Military Sodomy Ban Under Review
Having long since gotten rid of rum and the lash, I suppose this day was inevitable.
A headline I never thought I’d see: “Military to Review Sodomy Ban.” Then again, having long since gotten rid of rum and the lash, I suppose this day was inevitable.
The Pentagon’s chief legal counsel said a nine-month study on gays in the military will likely review rules for troops on sodomy and oral sex.
The Uniform Code of Military Justice prohibits sodomy and oral sex, even among consenting adults and married couples.
Pentagon General Counsel Jeh Johnson, who is helping to lead a study on the military’s “don’t ask, don’t tell” policy, said he planned to review all related aspects of the military legal code. When asked by Arkansas Democratic Rep. Vic Snyder whether that review will extend to the rules on sodomy and oral sex, Johnson said yes.
For those readers uninitiated in military culture, let me assure you that the ban on oral sex is not vigorously enforced.
Nor, incidentally, is it specifically included in the code. Oral sex is a form of sodomy, after all. And sodomy is banned as one of the Punitive Articles under the UCMJ, Article 125:
(a) Any person subject to this chapter who engages in unnatural carnal copulation with another person of the same or opposite sex or with an animal is guilty of sodomy. Penetration , however slight, is sufficient to complete the offense.
(b) Any person found guilty of sodomy shall be punished as a court-martial may direct.
Amusingly, at least to me, it is listed after maiming but before arson and extortion. I envision senior officers sitting around a conference table listing offenses that should be banned and just writing them down in the order that they sprang to mind. But perhaps there was some more systematic rationale.
As to the merits of repealing the ban, it strikes me as inevitable. We’re going to end the ban on gays serving openly sooner or later — probably sooner. It would be truly bizarre to end “Don’t Ask, Don’t Tell” and replace it with “okay, fine, but if you have sex you’re going to jail.”
Further, as a recent report noted, current enforcement is arbitrary and capricious.
The Commission on Military Justice recommended that Article 125, which deals with sodomy, be repealed, arguing that “most acts of consensual sodomy committed by consenting military personnel are not prosecuted, creating a perception that prosecution of this sexual behavior is arbitrary.”
In its report — dated October 2009 — the commission suggested several changes be made to the UCMJ, including a requirement that law enforcement officials videotape interrogations. The panel’s discussion of Article 125 has gotten the attention of “don’t ask, don’t tell” opponents.
“Public opinion about private, consensual sexual conduct has shifted dramatically since the military sodomy ban was written into law almost a hundred years ago,” according to Nathaniel Frank, a senior research fellow at the Palm Center, a University of California, Santa Barbara, research institute focusing on gays and the military.

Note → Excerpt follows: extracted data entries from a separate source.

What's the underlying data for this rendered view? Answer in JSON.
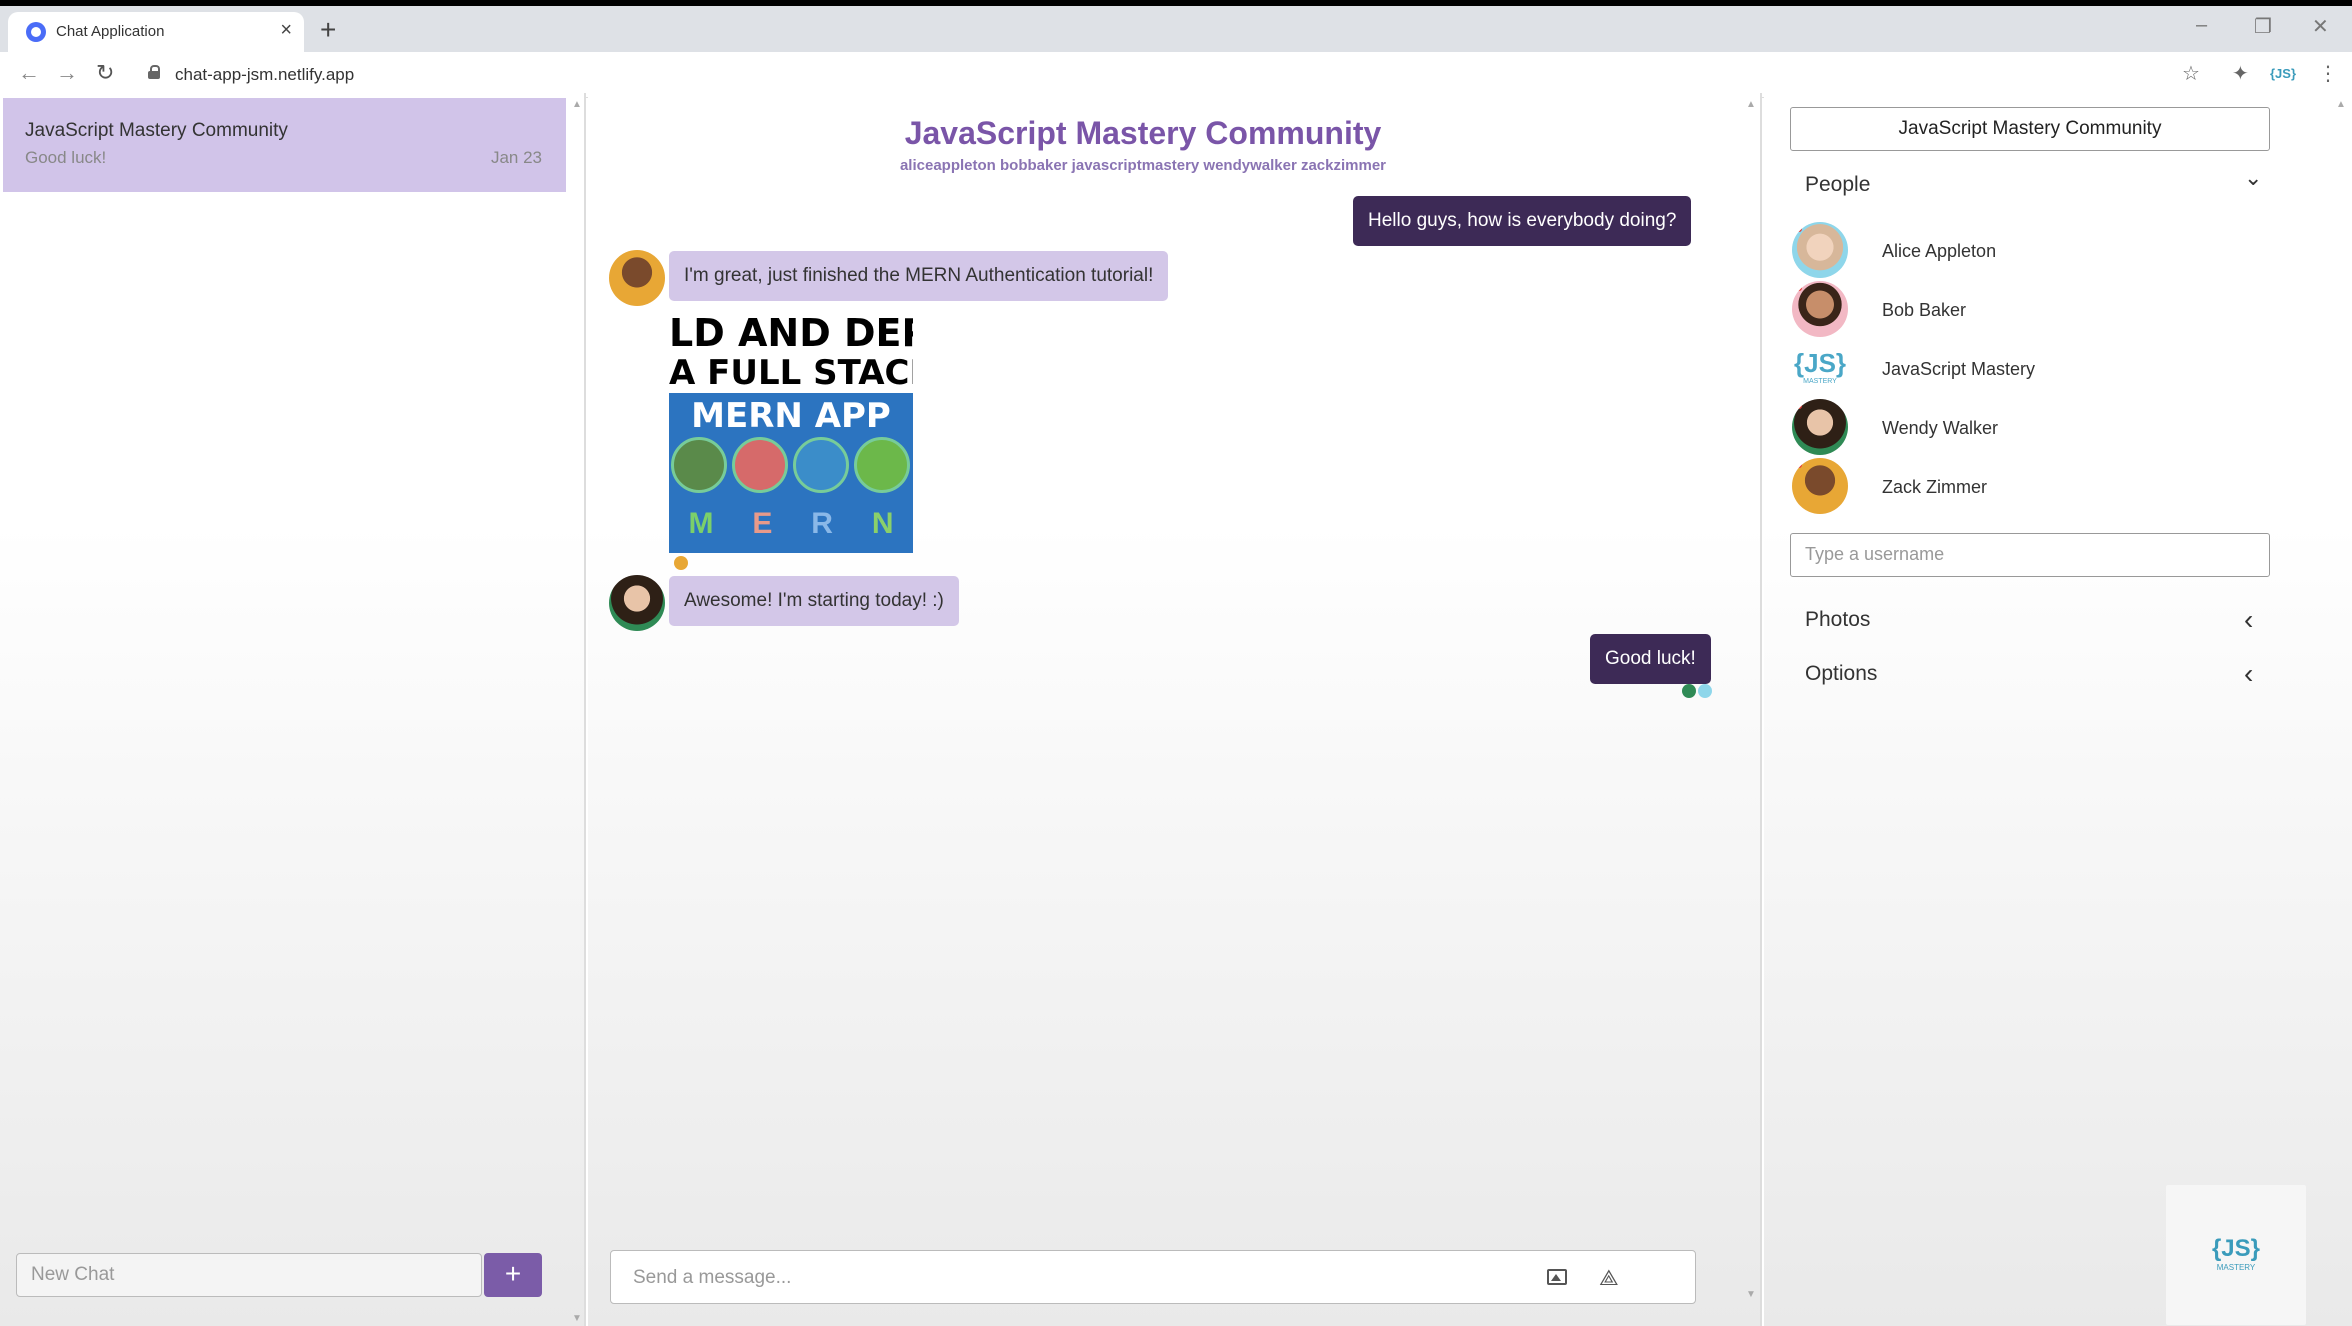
{
  "browser": {
    "tab_title": "Chat Application",
    "new_tab": "+",
    "close_tab": "×",
    "url": "chat-app-jsm.netlify.app",
    "nav": {
      "back": "←",
      "forward": "→",
      "reload": "↻"
    },
    "window": {
      "minimize": "–",
      "restore": "❐",
      "close": "✕"
    },
    "toolbar_icons": {
      "star": "☆",
      "extensions": "✦",
      "menu": "⋮"
    }
  },
  "sidebar": {
    "chats": [
      {
        "title": "JavaScript Mastery Community",
        "last_message": "Good luck!",
        "date": "Jan 23"
      }
    ],
    "new_chat_placeholder": "New Chat",
    "new_chat_button": "+"
  },
  "chat": {
    "title": "JavaScript Mastery Community",
    "members": "aliceappleton bobbaker javascriptmastery wendywalker zackzimmer",
    "messages": [
      {
        "sender": "me",
        "text": "Hello guys, how is everybody doing?"
      },
      {
        "sender": "zackzimmer",
        "text": "I'm great, just finished the MERN Authentication tutorial!",
        "avatar": "zack-avatar"
      },
      {
        "sender": "zackzimmer",
        "attachment": {
          "lines": [
            "LD AND DEPL",
            "A FULL STACK",
            "MERN APP"
          ],
          "letters": [
            "M",
            "E",
            "R",
            "N"
          ],
          "icons": [
            "mongodb-icon",
            "express-icon",
            "react-icon",
            "nodejs-icon"
          ]
        }
      },
      {
        "sender": "wendywalker",
        "text": "Awesome! I'm starting today! :)",
        "avatar": "wendy-avatar"
      },
      {
        "sender": "me",
        "text": "Good luck!"
      }
    ],
    "input_placeholder": "Send a message...",
    "input_icons": [
      "image-upload-icon",
      "send-icon"
    ],
    "send_glyph": "⟁"
  },
  "settings": {
    "chat_title": "JavaScript Mastery Community",
    "people_label": "People",
    "people_chevron": "⌄",
    "people": [
      {
        "name": "Alice Appleton",
        "avatar": "alice-avatar"
      },
      {
        "name": "Bob Baker",
        "avatar": "bob-avatar"
      },
      {
        "name": "JavaScript Mastery",
        "avatar": "jsm-logo"
      },
      {
        "name": "Wendy Walker",
        "avatar": "wendy-avatar"
      },
      {
        "name": "Zack Zimmer",
        "avatar": "zack-avatar"
      }
    ],
    "username_placeholder": "Type a username",
    "photos_label": "Photos",
    "photos_chevron": "‹",
    "options_label": "Options",
    "options_chevron": "‹"
  },
  "logo": {
    "mark": "{JS}",
    "sub": "MASTERY"
  },
  "colors": {
    "accent": "#7a55a8",
    "my_bubble": "#3d2a56",
    "their_bubble": "#d3c7e8",
    "active_chat": "#d1c4e9",
    "button": "#7b5ca8"
  }
}
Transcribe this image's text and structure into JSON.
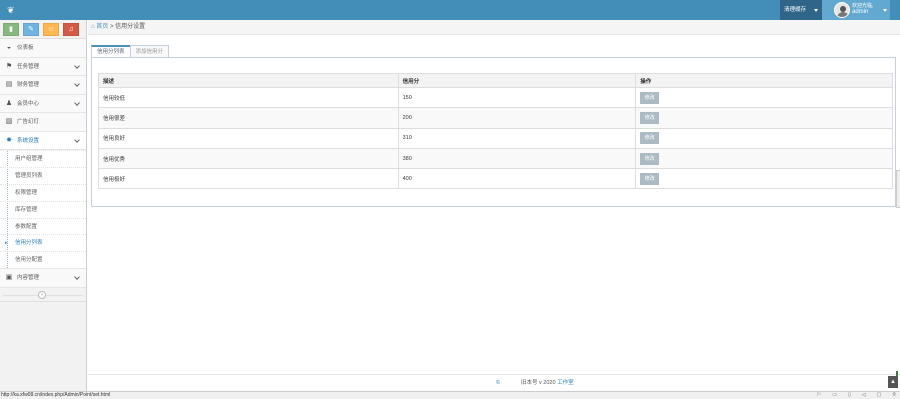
{
  "header": {
    "clear_cache": "清理缓存",
    "welcome": "欢迎光临,",
    "username": "admin"
  },
  "shortcuts": [
    {
      "icon": "chart-icon",
      "color": "#87b87f",
      "glyph": "▮"
    },
    {
      "icon": "pencil-icon",
      "color": "#6fb3e0",
      "glyph": "✎"
    },
    {
      "icon": "users-icon",
      "color": "#ffb752",
      "glyph": "☺"
    },
    {
      "icon": "bell-icon",
      "color": "#d15b47",
      "glyph": "♫"
    }
  ],
  "sidebar": {
    "items": [
      {
        "label": "仪表板",
        "icon": "dashboard-icon",
        "glyph": "◒"
      },
      {
        "label": "任务管理",
        "icon": "flag-icon",
        "glyph": "⚑"
      },
      {
        "label": "财务管理",
        "icon": "finance-icon",
        "glyph": "▤"
      },
      {
        "label": "会员中心",
        "icon": "user-icon",
        "glyph": "♟"
      },
      {
        "label": "广告幻灯",
        "icon": "picture-icon",
        "glyph": "▨"
      },
      {
        "label": "系统设置",
        "icon": "cog-icon",
        "glyph": "✸"
      }
    ],
    "submenu": [
      "用户组管理",
      "管理员列表",
      "权限管理",
      "库存管理",
      "参数配置",
      "信用分列表",
      "信用分配置"
    ],
    "content_item": {
      "label": "内容管理",
      "icon": "book-icon",
      "glyph": "▣"
    }
  },
  "breadcrumb": {
    "home": "首页",
    "separator": ">",
    "current": "信用分设置"
  },
  "tabs": [
    "信用分列表",
    "添加信用分"
  ],
  "table": {
    "headers": [
      "描述",
      "信用分",
      "操作"
    ],
    "rows": [
      {
        "desc": "信用较低",
        "score": "150",
        "action": "修改"
      },
      {
        "desc": "信用很差",
        "score": "200",
        "action": "修改"
      },
      {
        "desc": "信用良好",
        "score": "310",
        "action": "修改"
      },
      {
        "desc": "信用优秀",
        "score": "380",
        "action": "修改"
      },
      {
        "desc": "信用极好",
        "score": "400",
        "action": "修改"
      }
    ]
  },
  "footer": {
    "symbol": "©",
    "text": "旧本号 v 2020 ",
    "studio": "工作室"
  },
  "status_bar": {
    "url": "http://ka.xfw08.cn/index.php/Admin/Point/set.html"
  },
  "colors": {
    "topbar": "#438eb9",
    "accent": "#2b7dbc",
    "button": "#abbac3"
  }
}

Article 125 is enforced, then, either when the convening authority is particularly prudish or as a means of going after a soldier who has otherwise alienated himself from his commander. Thankfully, however, there’s always Article 134 (“Though not specifically mentioned in this chapter, all disorders and neglects to the prejudice of good order and discipline in the armed forces, all conduct of a nature to bring discredit upon the armed forces, and crimes and offenses not capital, of which persons subject to this chapter may be guilty, shall be taken cognizance of by a general, special or summary court-martial, according to the nature and degree of the offense, and shall be punished at the discretion of that court.”).
Aye, and more’s the pity. In both cases.
If memory serves, that phrase appears in the forced confession from the crew of the U.S.S. Pueblo. The idea was to make the confession appear to the outside world to be a joke, hence not in earnest, hence coerced as it surely was.
I have seen it in a few cases as an add on charge in the past few years usually in a rape case or fraternization case. CAAF has indicated that it would probably strike down a straight up consensual sodomy case – i believe the langauge appears in in US v. Markim or US v. Marcus – something like that – in that case it was not strike down b/c it was a staff sergeant and a subordinate and there could be reasons such as coercion or whatever to continue to outlaw such behavior.
Heterosexual, homosexual, both? I’m genuinely curious as someone who has never served in the military.
So far as I’m aware, consensual homosexual blowjobs lead to dismissal from the service, not courts martial.
I always thought the reason Bill Clinton survived impeachment is that few American men could honestly say getting head from a woman was a bad thing. The sodomy regs need to be changed because if enforced they’d be locking up everybody. Straight or gay, whatever the couple somebody eats at the Y.
yeah I am willing to be the most common prosecution is probably an add on for fraternization or some type of sexual assault charge.
But honestly I can’t help but think just about every member of the military would likely fall foul of the sodomy charges where oral sex is prohibited. I know there are some states that have oral sex as part of a sodomy charge still, but they are pretty much obsolete unless they are add ons in sexual assault cases. I know I have seen them when it involves sex with minor charges.
But consenting adults should pretty much be able to engage in any sexual act they choose without fear of being brought up on charges.
You mean arson isn’t a form of sodomy?